"On a prominent corner lot along one of the busiest streets of Bà Rịa Ward, Ho Chi Minh City, KQI Architect completes The 1999's Coffee, a 210-square-meter café led by architect Kiến Quân. The project is conceived as an architectural gesture that mediates between the speed of the city and the slower rhythms of everyday pause. Taking advantage of its corner condition, the design opens toward multiple directions, allowing the café to receive natural light throughout the day."
"A long, westward-extending sloped roof acts as a continuous sun-shading device, shaping the silhouette of the building while protecting interior spaces from harsh afternoon exposure. Beneath this roof, interlocking asymmetrical volumes establish a dynamic composition, avoiding a single frontal orientation and instead encouraging movement around and through the structure. The roofline is clad in small metal sheets of varied colors, shapes, and sizes, layered like fish scales to create a textured surface that shifts subtly with changing light conditions."
"The Vietnamese team at KQI Architect combines stone, baked brick, woven reed panels, natural wood, and rammed-earth textures, choosing finishes that preserve their raw and tactile qualities and introduce a sense of familiarity and craft. The palette emphasizes sensory experience, roughness, warmth, and weight, reinforcing the café's role as a place of physical and perceptual slowing down.

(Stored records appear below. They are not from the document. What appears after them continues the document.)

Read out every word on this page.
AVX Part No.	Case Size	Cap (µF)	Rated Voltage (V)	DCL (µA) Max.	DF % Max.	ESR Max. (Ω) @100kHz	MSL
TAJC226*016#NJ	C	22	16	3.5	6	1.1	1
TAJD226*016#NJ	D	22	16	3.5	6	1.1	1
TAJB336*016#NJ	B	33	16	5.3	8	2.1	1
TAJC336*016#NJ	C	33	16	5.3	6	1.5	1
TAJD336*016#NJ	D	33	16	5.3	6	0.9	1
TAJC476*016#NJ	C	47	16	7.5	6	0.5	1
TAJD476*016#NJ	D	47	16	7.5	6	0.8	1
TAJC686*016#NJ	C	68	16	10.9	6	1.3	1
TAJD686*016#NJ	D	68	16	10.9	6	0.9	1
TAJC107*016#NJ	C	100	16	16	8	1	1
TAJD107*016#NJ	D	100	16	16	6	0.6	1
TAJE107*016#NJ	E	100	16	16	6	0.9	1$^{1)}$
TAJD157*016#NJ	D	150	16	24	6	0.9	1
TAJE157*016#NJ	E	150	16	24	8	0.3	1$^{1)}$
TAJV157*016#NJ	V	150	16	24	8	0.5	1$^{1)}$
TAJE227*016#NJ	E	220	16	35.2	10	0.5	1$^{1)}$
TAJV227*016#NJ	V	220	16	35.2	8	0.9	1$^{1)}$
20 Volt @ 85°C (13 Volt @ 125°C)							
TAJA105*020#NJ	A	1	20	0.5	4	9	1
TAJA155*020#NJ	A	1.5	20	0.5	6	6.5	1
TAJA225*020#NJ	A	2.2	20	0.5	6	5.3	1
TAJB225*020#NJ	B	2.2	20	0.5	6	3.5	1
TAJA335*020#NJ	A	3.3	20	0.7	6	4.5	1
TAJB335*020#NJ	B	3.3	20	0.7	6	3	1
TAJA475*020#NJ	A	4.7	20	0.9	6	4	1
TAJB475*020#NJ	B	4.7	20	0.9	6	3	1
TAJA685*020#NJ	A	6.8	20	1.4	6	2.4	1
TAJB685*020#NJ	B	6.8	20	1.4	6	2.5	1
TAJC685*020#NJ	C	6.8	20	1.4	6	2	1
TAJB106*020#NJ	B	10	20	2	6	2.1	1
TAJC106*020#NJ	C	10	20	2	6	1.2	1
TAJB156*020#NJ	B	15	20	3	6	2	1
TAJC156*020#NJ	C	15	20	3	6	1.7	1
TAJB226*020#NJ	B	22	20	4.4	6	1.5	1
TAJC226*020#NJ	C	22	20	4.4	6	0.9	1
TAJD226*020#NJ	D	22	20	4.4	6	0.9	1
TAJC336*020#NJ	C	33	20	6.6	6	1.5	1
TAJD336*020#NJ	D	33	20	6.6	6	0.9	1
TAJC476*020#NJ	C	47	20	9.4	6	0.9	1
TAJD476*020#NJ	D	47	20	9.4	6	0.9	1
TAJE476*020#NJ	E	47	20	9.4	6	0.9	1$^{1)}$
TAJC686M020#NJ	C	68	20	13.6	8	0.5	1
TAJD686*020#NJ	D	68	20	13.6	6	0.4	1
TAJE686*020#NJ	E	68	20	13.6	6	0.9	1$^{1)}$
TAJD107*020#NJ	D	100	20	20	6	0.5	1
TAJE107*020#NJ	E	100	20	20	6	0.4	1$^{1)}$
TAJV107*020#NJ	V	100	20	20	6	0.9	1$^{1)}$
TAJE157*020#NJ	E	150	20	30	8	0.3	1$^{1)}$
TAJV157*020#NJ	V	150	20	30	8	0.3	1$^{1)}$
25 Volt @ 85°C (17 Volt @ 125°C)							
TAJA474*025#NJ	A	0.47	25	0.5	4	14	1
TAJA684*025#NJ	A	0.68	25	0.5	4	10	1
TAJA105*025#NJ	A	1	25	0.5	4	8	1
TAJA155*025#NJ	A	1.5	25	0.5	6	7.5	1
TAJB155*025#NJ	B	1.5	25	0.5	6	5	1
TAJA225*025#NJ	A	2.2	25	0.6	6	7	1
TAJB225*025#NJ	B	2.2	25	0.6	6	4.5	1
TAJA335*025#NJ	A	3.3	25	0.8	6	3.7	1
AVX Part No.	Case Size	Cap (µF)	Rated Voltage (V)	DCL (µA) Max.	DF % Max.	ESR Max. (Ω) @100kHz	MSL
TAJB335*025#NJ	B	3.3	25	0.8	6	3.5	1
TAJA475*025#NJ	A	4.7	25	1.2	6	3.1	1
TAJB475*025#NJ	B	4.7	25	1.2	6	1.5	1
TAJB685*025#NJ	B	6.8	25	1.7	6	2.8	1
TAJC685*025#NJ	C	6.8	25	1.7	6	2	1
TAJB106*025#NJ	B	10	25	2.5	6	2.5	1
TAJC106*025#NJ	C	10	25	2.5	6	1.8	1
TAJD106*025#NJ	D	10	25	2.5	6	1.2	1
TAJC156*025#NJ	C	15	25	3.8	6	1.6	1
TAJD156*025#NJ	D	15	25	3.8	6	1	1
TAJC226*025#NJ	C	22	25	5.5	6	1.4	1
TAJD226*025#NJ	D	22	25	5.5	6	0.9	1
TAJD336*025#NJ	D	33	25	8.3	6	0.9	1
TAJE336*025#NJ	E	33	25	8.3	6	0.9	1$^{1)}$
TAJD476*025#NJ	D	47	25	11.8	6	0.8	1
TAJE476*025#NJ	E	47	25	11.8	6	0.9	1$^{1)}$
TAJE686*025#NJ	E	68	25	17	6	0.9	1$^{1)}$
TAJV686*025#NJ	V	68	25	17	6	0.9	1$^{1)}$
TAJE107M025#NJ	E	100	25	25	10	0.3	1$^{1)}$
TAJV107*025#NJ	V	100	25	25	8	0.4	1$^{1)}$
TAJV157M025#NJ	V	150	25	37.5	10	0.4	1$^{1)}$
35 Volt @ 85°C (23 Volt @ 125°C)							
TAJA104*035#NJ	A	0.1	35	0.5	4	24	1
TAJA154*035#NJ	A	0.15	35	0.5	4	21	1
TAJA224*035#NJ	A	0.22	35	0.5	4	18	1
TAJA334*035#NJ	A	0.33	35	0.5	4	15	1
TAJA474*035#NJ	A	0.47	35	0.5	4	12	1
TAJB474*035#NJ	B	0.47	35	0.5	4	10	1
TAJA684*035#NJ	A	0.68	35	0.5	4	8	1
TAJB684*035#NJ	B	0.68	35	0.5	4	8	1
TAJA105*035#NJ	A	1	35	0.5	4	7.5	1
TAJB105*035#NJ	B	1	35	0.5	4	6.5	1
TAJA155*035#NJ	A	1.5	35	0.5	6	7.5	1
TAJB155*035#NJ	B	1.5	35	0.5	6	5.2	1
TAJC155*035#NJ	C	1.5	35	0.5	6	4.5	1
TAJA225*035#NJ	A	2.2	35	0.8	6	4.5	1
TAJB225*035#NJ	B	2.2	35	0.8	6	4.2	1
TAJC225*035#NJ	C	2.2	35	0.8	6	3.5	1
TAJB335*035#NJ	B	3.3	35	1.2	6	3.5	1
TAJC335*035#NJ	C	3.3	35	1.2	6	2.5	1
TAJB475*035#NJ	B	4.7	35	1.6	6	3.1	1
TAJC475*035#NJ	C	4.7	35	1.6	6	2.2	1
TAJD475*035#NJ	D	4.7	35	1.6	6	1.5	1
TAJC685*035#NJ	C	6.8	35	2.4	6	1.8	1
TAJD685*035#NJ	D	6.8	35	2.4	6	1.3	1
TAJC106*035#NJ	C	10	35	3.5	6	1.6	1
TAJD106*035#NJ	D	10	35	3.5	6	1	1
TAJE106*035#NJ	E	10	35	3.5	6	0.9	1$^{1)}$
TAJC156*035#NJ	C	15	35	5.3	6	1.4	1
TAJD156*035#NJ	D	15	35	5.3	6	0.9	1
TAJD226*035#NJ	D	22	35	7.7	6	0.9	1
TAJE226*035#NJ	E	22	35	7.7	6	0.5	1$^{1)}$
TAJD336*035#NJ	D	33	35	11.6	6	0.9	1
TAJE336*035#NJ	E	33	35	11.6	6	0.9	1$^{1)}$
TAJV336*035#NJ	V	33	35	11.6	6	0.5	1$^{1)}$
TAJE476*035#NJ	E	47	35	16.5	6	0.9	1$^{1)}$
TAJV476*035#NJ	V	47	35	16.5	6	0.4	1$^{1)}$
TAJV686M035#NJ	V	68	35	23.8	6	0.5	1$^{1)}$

This material language continues inside 1999's Coffee with a restrained palette of neutral tones, soft yellows, and natural wood finishes."
KQI Architect completed The 1999's Coffee, a 210-square-meter café on a corner lot in Bà Rịa Ward, Ho Chi Minh City. The design mediates between urban speed and slower rhythms by opening toward multiple directions and admitting natural light throughout the day. A long, westward sloped roof provides continuous sun shading and shapes the building silhouette while protecting interiors from harsh afternoon sun. Interlocking asymmetrical volumes create a dynamic composition that encourages movement around the building. A layered metal roof cladding, stone, baked brick, reed panels, natural wood, and rammed-earth textures emphasize tactile warmth. Interiors use neutral tones, soft yellows, and large windows to extend and calm the compact space.